Bodmin Parish Church of St Petroc

The church of St Petroc is found in the north-east corner of the old town of Bodmin. The Church of St Petroc is the largest parish church in Cornwall and arguably the most important. The church was built with great effort by the townspeople and their guilds, perhaps in a determination to rival the nearby priory whose power over the town was irksome to local people.
Bodmin also had an Augustinian friary church belonging to an extensive friary complex from which only a few fragments of dressed masonry remain, but extensive foundations must survive underground. Except for a Norman north tower, the whole church was rebuilt to a single design and one phase of construction between 1469 and 1472.
The Church of St Petroc is considered to be an exemplar church in Cornwall, a building that inspired architectural fashion and plan form throughout the county. Yet because its plan form and late Gothic features were so widely copied after its construction, the church at Bodmin now seems more typical.

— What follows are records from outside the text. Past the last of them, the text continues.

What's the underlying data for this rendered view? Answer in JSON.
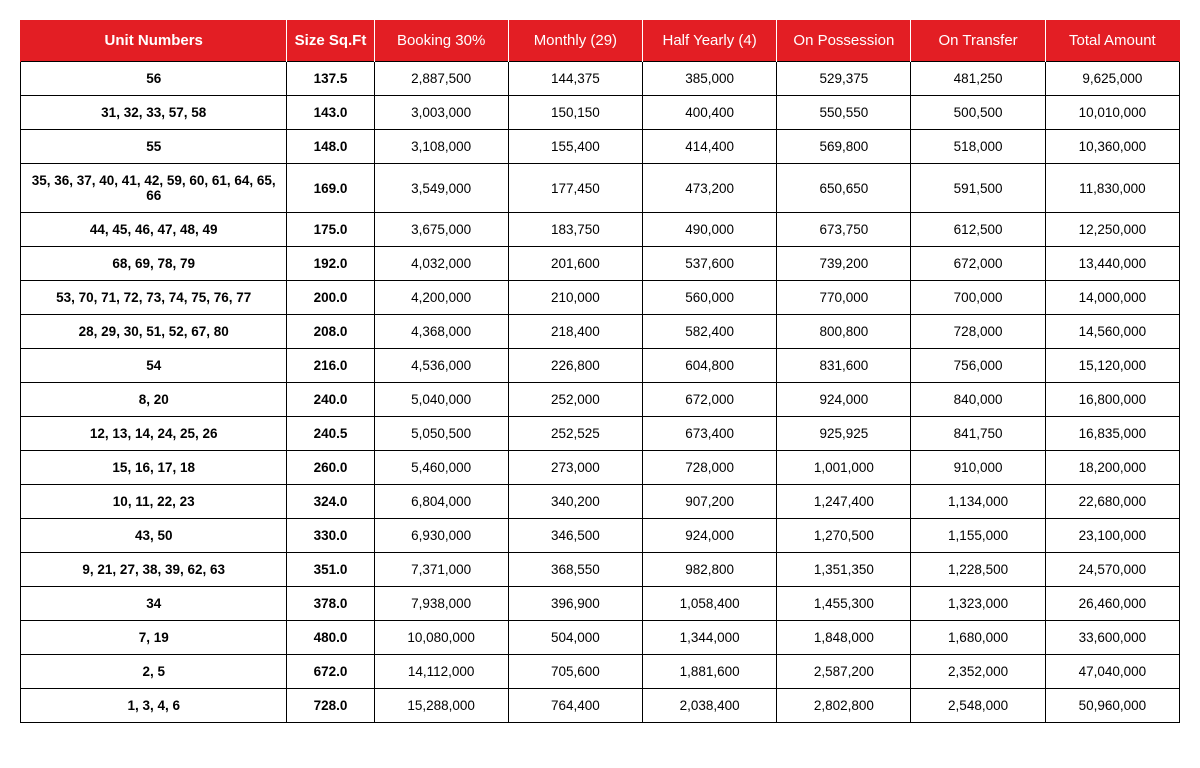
{
  "table": {
    "header_bg": "#e31e24",
    "header_fg": "#ffffff",
    "border_color": "#000000",
    "columns": [
      "Unit Numbers",
      "Size Sq.Ft",
      "Booking 30%",
      "Monthly (29)",
      "Half Yearly (4)",
      "On Possession",
      "On Transfer",
      "Total Amount"
    ],
    "rows": [
      [
        "56",
        "137.5",
        "2,887,500",
        "144,375",
        "385,000",
        "529,375",
        "481,250",
        "9,625,000"
      ],
      [
        "31, 32, 33, 57, 58",
        "143.0",
        "3,003,000",
        "150,150",
        "400,400",
        "550,550",
        "500,500",
        "10,010,000"
      ],
      [
        "55",
        "148.0",
        "3,108,000",
        "155,400",
        "414,400",
        "569,800",
        "518,000",
        "10,360,000"
      ],
      [
        "35, 36, 37, 40, 41, 42, 59, 60, 61, 64, 65, 66",
        "169.0",
        "3,549,000",
        "177,450",
        "473,200",
        "650,650",
        "591,500",
        "11,830,000"
      ],
      [
        "44, 45, 46, 47, 48, 49",
        "175.0",
        "3,675,000",
        "183,750",
        "490,000",
        "673,750",
        "612,500",
        "12,250,000"
      ],
      [
        "68, 69, 78, 79",
        "192.0",
        "4,032,000",
        "201,600",
        "537,600",
        "739,200",
        "672,000",
        "13,440,000"
      ],
      [
        "53, 70, 71, 72, 73, 74, 75, 76, 77",
        "200.0",
        "4,200,000",
        "210,000",
        "560,000",
        "770,000",
        "700,000",
        "14,000,000"
      ],
      [
        "28, 29, 30, 51, 52, 67, 80",
        "208.0",
        "4,368,000",
        "218,400",
        "582,400",
        "800,800",
        "728,000",
        "14,560,000"
      ],
      [
        "54",
        "216.0",
        "4,536,000",
        "226,800",
        "604,800",
        "831,600",
        "756,000",
        "15,120,000"
      ],
      [
        "8, 20",
        "240.0",
        "5,040,000",
        "252,000",
        "672,000",
        "924,000",
        "840,000",
        "16,800,000"
      ],
      [
        "12, 13, 14, 24, 25, 26",
        "240.5",
        "5,050,500",
        "252,525",
        "673,400",
        "925,925",
        "841,750",
        "16,835,000"
      ],
      [
        "15, 16, 17, 18",
        "260.0",
        "5,460,000",
        "273,000",
        "728,000",
        "1,001,000",
        "910,000",
        "18,200,000"
      ],
      [
        "10, 11, 22, 23",
        "324.0",
        "6,804,000",
        "340,200",
        "907,200",
        "1,247,400",
        "1,134,000",
        "22,680,000"
      ],
      [
        "43, 50",
        "330.0",
        "6,930,000",
        "346,500",
        "924,000",
        "1,270,500",
        "1,155,000",
        "23,100,000"
      ],
      [
        "9, 21, 27, 38, 39, 62, 63",
        "351.0",
        "7,371,000",
        "368,550",
        "982,800",
        "1,351,350",
        "1,228,500",
        "24,570,000"
      ],
      [
        "34",
        "378.0",
        "7,938,000",
        "396,900",
        "1,058,400",
        "1,455,300",
        "1,323,000",
        "26,460,000"
      ],
      [
        "7, 19",
        "480.0",
        "10,080,000",
        "504,000",
        "1,344,000",
        "1,848,000",
        "1,680,000",
        "33,600,000"
      ],
      [
        "2, 5",
        "672.0",
        "14,112,000",
        "705,600",
        "1,881,600",
        "2,587,200",
        "2,352,000",
        "47,040,000"
      ],
      [
        "1, 3, 4, 6",
        "728.0",
        "15,288,000",
        "764,400",
        "2,038,400",
        "2,802,800",
        "2,548,000",
        "50,960,000"
      ]
    ]
  }
}
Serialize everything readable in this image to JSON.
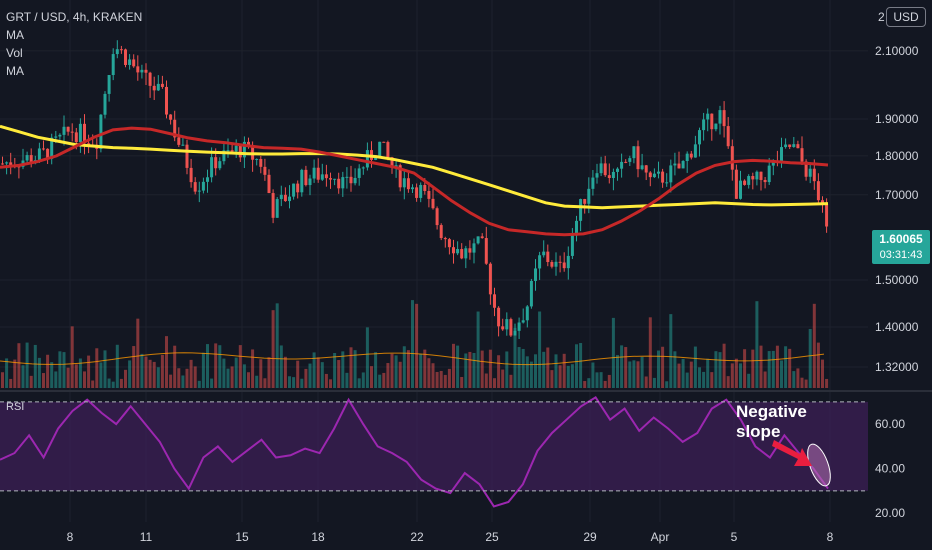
{
  "header": {
    "symbol_line": "GRT / USD, 4h, KRAKEN",
    "indicators": [
      "MA",
      "Vol",
      "MA"
    ],
    "currency": "USD",
    "corner_tick": "2"
  },
  "price_tag": {
    "price": "1.60065",
    "timer": "03:31:43"
  },
  "annotation": {
    "line1": "Negative",
    "line2": "slope"
  },
  "rsi": {
    "label": "RSI"
  },
  "colors": {
    "background": "#131722",
    "up": "#26a69a",
    "down": "#ef5350",
    "ma_fast": "#c62828",
    "ma_slow": "#ffeb3b",
    "vol_ma": "#ff9800",
    "rsi_line": "#9c27b0",
    "rsi_band": "#3c1f55",
    "arrow": "#e91e3f"
  },
  "chart_data": {
    "type": "candlestick",
    "title": "GRT / USD, 4h, KRAKEN",
    "x_tick_labels": [
      "8",
      "11",
      "15",
      "18",
      "22",
      "25",
      "29",
      "Apr",
      "5",
      "8"
    ],
    "price_axis": {
      "tick_labels": [
        "2.10000",
        "1.90000",
        "1.80000",
        "1.70000",
        "1.50000",
        "1.40000",
        "1.32000"
      ],
      "scale": "log",
      "range": [
        1.28,
        2.23
      ]
    },
    "rsi_axis": {
      "tick_labels": [
        "60.00",
        "40.00",
        "20.00"
      ],
      "range": [
        16,
        74
      ],
      "bands": [
        30,
        70
      ]
    },
    "last_price": 1.60065,
    "ma_slow_values": [
      1.88,
      1.865,
      1.85,
      1.84,
      1.83,
      1.826,
      1.822,
      1.82,
      1.818,
      1.815,
      1.812,
      1.81,
      1.808,
      1.806,
      1.805,
      1.805,
      1.806,
      1.806,
      1.805,
      1.802,
      1.798,
      1.79,
      1.78,
      1.77,
      1.755,
      1.74,
      1.725,
      1.71,
      1.695,
      1.68,
      1.672,
      1.67,
      1.668,
      1.67,
      1.672,
      1.674,
      1.676,
      1.678,
      1.68,
      1.678,
      1.676,
      1.675,
      1.676,
      1.677,
      1.678
    ],
    "ma_fast_values": [
      1.77,
      1.775,
      1.785,
      1.8,
      1.825,
      1.85,
      1.87,
      1.875,
      1.872,
      1.86,
      1.848,
      1.84,
      1.835,
      1.828,
      1.822,
      1.82,
      1.818,
      1.81,
      1.8,
      1.79,
      1.78,
      1.77,
      1.755,
      1.72,
      1.685,
      1.655,
      1.63,
      1.615,
      1.61,
      1.605,
      1.603,
      1.605,
      1.615,
      1.635,
      1.66,
      1.69,
      1.725,
      1.755,
      1.775,
      1.785,
      1.788,
      1.786,
      1.782,
      1.78,
      1.776
    ],
    "rsi_values": [
      44,
      47,
      55,
      45,
      58,
      66,
      71,
      65,
      60,
      68,
      60,
      52,
      40,
      31,
      45,
      50,
      43,
      48,
      53,
      45,
      46,
      49,
      47,
      58,
      71,
      60,
      50,
      47,
      43,
      35,
      31,
      29,
      38,
      33,
      23,
      25,
      33,
      48,
      56,
      62,
      68,
      72,
      62,
      67,
      57,
      63,
      58,
      52,
      56,
      67,
      71,
      62,
      50,
      45,
      55,
      47,
      40,
      31
    ],
    "series": [
      {
        "name": "MA",
        "role": "moving average (slow)",
        "color": "#ffeb3b"
      },
      {
        "name": "MA",
        "role": "moving average (fast)",
        "color": "#c62828"
      },
      {
        "name": "Vol",
        "role": "volume"
      },
      {
        "name": "RSI",
        "role": "relative strength index"
      }
    ],
    "grid": true
  }
}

The church is built from finely dressed and coursed freestone, much of which has eroded badly resulting in extensive 19th century re-facing. Granite has been used sparingly as it was a very expensive material when the church was built despite the proximity of the building to granite upland of Bodmin Moor.

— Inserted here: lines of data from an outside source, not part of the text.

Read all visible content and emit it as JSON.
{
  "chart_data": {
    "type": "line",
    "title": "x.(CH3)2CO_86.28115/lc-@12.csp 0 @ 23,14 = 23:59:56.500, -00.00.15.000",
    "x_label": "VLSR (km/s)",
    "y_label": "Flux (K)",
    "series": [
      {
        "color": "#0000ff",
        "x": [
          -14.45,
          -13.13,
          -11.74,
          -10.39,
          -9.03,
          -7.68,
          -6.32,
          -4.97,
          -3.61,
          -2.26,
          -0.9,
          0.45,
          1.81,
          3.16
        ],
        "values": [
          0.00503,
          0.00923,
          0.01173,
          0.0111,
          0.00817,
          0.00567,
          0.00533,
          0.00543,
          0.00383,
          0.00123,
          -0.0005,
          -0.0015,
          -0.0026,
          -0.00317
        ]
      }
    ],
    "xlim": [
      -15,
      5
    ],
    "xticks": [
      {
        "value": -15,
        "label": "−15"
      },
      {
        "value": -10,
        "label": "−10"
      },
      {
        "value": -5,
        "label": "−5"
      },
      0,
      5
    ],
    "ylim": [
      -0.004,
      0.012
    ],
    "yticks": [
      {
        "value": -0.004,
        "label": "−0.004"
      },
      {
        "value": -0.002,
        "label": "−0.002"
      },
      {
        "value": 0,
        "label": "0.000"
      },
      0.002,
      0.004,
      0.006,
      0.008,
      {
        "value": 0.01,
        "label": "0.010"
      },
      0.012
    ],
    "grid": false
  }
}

Despite much re-facing of stonework and window repairs the church makes a dramatic statement of quality and status partly due to its unusual height but also its large windows and imposing porch. The porch has a moulded pointed-arch doorway with two orders of nook shafts, but with no hood-mould but there is a string course above. A 2-light window above the doorway has a square hood-mould and sunk spandrels, anticipating the Tudor style.

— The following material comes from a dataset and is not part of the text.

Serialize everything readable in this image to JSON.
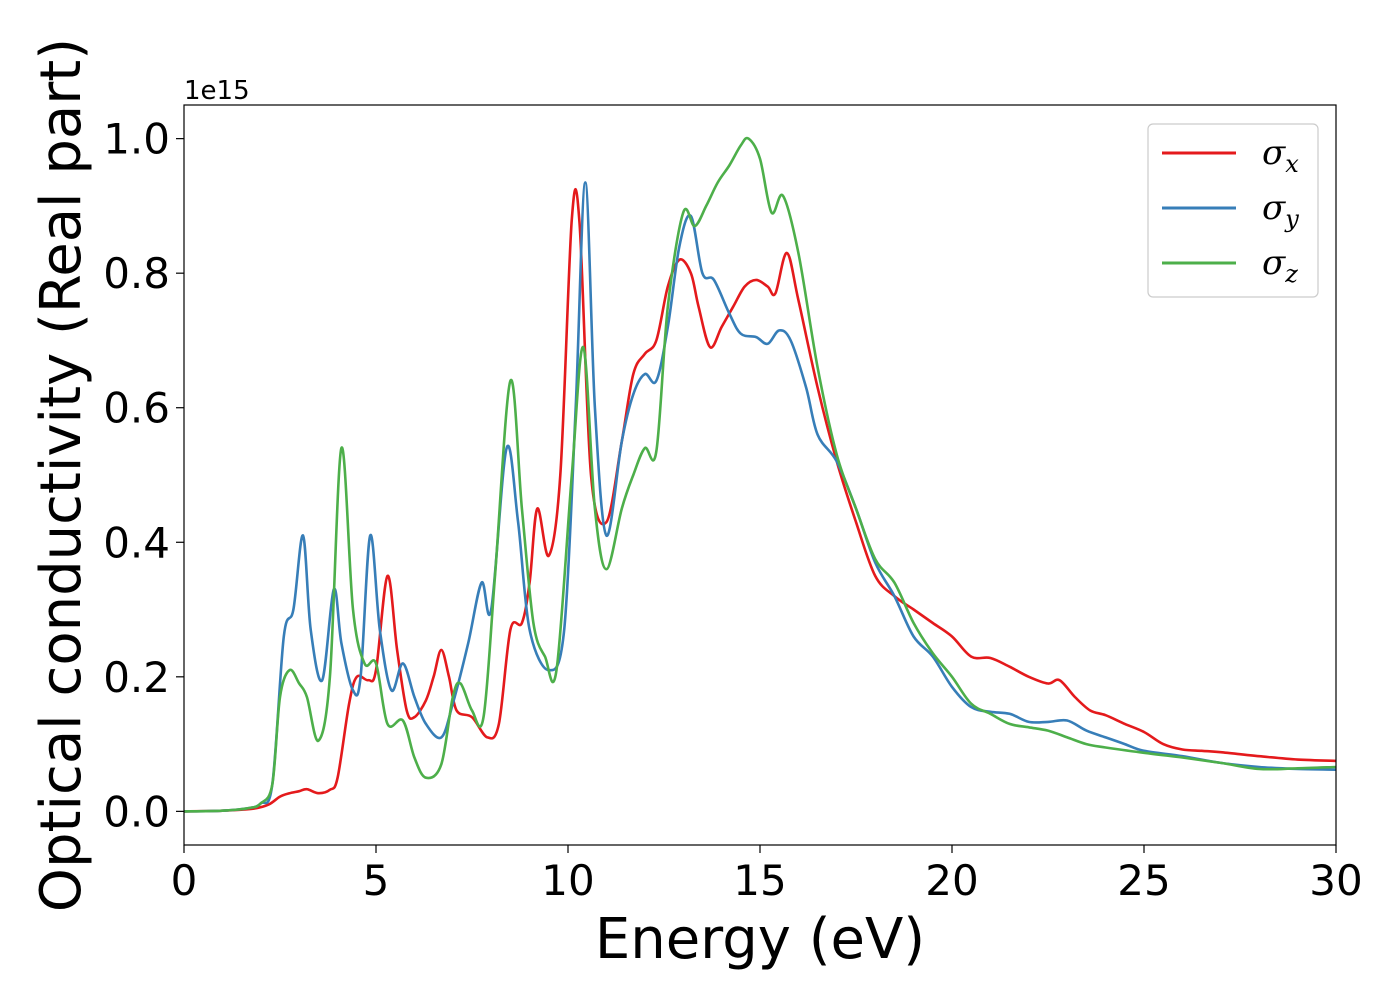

St Petroc’s Church has a very lofty and light interior. The building is the longest parish church in Cornwall with nine arcade bays of white granite: six to the nave and three to the chancel with no break between them except that there are chancel and chancel aisle arches springing from the piers that divide the east and west ends.
The west font makes a powerful three-gable statement but was the subject of much restoration in the 19th century including the replacement of a central Norman window with a granite Tudor style doorway. The font is arguably “the best Norman font in Cornwall”, has a large round bowl on a shirt shaft and busts of angels on capitals over corner shafts.
The rood screen, fronting the east chancel aisles, is 19th century but contains early 16th century rood screen panels and bench ends. Some more bench ends of similar date are re-used in the choir stalls, reredos and desk. The octagonal pulpit is mentioned in 1491 but has been re-worked in the 19th century and incorporates panels from the old choir stalls in its square base.
Most of the original roof was destroyed in 1699 when the spire (150ft high) was struck by lightening but a few beams remain in position in the Lady Chapel. The building was patially restored in the early 19th century when the west wall was rebuilt and a further restoration took place about 1860.